How are the kids doing?
We have three sons and a daughter. They range in age from 52 to 41 and all seem pretty happy with their present lot. There are nine grandchildren including two through a second marriage. Our kids are spread out geographically and have followed different career paths. None had any interest in banking despite my encouragement to give it a try.
Our oldest son is a physical therapist running three offices in Baltimore. Our daughter is in the San Francisco area and is chief business officer for a national medical practice corporation. Our second son, now a Baltimorean, sells conveyor systems in the Middle Atlantic region. And our youngest is in optical products quality control in Southern California.
We gather at least once a year, and a month ago we had 21 of us for about a week here in Easton.
What’s the next big thing for you?
At this point in life I’m glad to have fairly good health, and my ambitions are scaled down.
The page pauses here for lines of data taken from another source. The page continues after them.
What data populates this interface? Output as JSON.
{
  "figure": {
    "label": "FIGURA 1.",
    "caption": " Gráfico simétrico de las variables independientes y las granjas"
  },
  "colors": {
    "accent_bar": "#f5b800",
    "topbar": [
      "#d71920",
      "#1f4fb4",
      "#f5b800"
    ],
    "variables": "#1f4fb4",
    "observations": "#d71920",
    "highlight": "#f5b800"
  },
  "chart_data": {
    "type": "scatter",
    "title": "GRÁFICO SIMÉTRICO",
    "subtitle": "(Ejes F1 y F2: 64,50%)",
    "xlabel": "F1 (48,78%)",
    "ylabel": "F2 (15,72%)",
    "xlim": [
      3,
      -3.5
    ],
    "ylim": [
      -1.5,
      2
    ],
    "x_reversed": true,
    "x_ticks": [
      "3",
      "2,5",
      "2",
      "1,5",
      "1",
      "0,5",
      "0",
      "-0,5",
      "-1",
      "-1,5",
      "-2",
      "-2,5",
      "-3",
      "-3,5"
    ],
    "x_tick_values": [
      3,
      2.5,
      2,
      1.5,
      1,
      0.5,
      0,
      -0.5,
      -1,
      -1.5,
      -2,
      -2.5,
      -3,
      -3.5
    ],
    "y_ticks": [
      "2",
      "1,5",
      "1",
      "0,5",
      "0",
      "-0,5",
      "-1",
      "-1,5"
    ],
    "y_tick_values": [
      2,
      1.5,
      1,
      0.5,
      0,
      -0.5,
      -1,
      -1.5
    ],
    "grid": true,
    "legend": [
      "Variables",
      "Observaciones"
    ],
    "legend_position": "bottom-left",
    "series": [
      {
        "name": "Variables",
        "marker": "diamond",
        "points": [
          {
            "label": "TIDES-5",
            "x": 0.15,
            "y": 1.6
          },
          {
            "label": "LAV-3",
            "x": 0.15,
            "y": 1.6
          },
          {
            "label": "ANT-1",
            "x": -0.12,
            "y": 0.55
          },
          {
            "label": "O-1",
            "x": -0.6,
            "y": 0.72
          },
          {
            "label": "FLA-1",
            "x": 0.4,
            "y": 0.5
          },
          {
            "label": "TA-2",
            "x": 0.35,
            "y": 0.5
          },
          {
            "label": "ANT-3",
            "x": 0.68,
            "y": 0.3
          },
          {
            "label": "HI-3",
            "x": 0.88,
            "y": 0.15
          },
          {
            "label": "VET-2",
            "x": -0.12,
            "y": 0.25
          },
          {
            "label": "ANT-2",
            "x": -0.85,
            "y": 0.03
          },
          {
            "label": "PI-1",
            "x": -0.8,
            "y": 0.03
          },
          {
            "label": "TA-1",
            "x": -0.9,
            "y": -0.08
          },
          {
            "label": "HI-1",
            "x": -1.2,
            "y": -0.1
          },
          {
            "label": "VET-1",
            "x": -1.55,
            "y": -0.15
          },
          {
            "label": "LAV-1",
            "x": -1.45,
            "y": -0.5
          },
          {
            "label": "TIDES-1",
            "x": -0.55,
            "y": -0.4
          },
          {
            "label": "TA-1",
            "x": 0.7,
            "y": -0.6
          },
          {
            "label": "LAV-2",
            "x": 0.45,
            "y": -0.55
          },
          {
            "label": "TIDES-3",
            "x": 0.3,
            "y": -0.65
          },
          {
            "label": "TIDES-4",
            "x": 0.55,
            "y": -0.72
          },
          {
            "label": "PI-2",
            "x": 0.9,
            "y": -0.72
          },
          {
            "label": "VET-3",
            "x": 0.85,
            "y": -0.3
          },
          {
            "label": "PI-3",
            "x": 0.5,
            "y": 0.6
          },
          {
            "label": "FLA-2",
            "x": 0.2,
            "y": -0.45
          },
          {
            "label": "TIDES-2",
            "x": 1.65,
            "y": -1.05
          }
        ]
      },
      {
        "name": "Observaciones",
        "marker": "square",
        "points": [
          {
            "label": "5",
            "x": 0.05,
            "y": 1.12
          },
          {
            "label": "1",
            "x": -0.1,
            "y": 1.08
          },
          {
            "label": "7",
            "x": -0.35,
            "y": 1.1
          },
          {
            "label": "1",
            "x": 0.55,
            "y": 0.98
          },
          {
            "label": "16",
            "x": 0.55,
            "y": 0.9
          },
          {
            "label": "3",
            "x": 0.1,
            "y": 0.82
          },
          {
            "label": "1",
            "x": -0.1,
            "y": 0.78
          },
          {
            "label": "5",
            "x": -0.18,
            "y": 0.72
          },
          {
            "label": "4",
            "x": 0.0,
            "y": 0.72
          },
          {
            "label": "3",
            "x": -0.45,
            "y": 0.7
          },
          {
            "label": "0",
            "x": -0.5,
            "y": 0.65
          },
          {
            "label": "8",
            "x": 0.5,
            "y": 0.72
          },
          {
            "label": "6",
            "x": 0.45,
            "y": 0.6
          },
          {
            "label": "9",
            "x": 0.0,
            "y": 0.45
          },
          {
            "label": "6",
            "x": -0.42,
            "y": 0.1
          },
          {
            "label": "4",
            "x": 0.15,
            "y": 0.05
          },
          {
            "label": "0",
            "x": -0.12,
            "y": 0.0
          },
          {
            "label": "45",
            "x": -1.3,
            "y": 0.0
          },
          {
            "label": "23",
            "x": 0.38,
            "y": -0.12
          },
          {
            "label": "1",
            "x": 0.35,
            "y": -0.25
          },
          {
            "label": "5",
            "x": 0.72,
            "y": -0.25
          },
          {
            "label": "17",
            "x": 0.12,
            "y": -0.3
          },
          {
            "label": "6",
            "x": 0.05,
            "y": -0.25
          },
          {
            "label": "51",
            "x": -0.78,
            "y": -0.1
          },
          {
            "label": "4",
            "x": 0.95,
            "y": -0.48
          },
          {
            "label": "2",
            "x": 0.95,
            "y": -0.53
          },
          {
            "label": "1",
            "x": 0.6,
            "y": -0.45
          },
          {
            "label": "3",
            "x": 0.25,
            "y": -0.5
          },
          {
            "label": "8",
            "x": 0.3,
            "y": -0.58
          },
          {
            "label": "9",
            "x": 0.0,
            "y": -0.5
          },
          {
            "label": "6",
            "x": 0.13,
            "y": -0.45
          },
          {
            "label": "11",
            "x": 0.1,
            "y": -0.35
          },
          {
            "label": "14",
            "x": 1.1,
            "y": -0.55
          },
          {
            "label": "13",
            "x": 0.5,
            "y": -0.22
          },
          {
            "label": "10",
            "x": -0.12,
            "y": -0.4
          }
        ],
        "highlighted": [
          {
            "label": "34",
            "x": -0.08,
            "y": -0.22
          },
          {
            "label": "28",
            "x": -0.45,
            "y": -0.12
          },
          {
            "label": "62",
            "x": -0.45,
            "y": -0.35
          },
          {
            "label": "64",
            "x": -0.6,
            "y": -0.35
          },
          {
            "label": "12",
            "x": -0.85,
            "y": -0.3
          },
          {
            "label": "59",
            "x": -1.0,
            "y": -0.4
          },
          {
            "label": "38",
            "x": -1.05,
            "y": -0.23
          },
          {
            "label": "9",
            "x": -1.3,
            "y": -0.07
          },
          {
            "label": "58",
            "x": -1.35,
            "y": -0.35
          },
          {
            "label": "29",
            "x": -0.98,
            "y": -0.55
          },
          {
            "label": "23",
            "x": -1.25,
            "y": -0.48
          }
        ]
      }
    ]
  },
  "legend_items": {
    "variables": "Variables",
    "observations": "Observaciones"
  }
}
That said, I want to join the board of a modest size charity. I’ve served in this role with several agencies, but I’d like to again work with a board where my skills can be used productively.
I’d also enjoy taking a one-month intensive course in conversational Spanish and follow that with a couple of trips to Spain and one of the South American countries. Over the past five years I’ve familiarized myself with the language but haven’t sufficiently developed the skill to understand others. (Judy says this is my problem in English, too!)
How did UUFE and you find each other?
My U/U attendance began about ten years ago mainly through curiosity, and I kept coming because of Jim Bank’s stimulating sermons and discussions and the non-judgmental acceptance that I felt from the fellowship. In addition to joining U/U in 2007, I also attend the U/U fellowship in Vero Beach, FL, where we live for half the year.
How do you serve UUFE and why?
Besides my roles as an usher and past involvement with migrant workers, I’ve been an active founding member of the endowment committee. It’s gratifying to talk with members about giving to UUFE. Our fellowship has struggled financially, and if we can build a meaningful endowment there will be income benefits that let us consider more for staff and raise our outreach.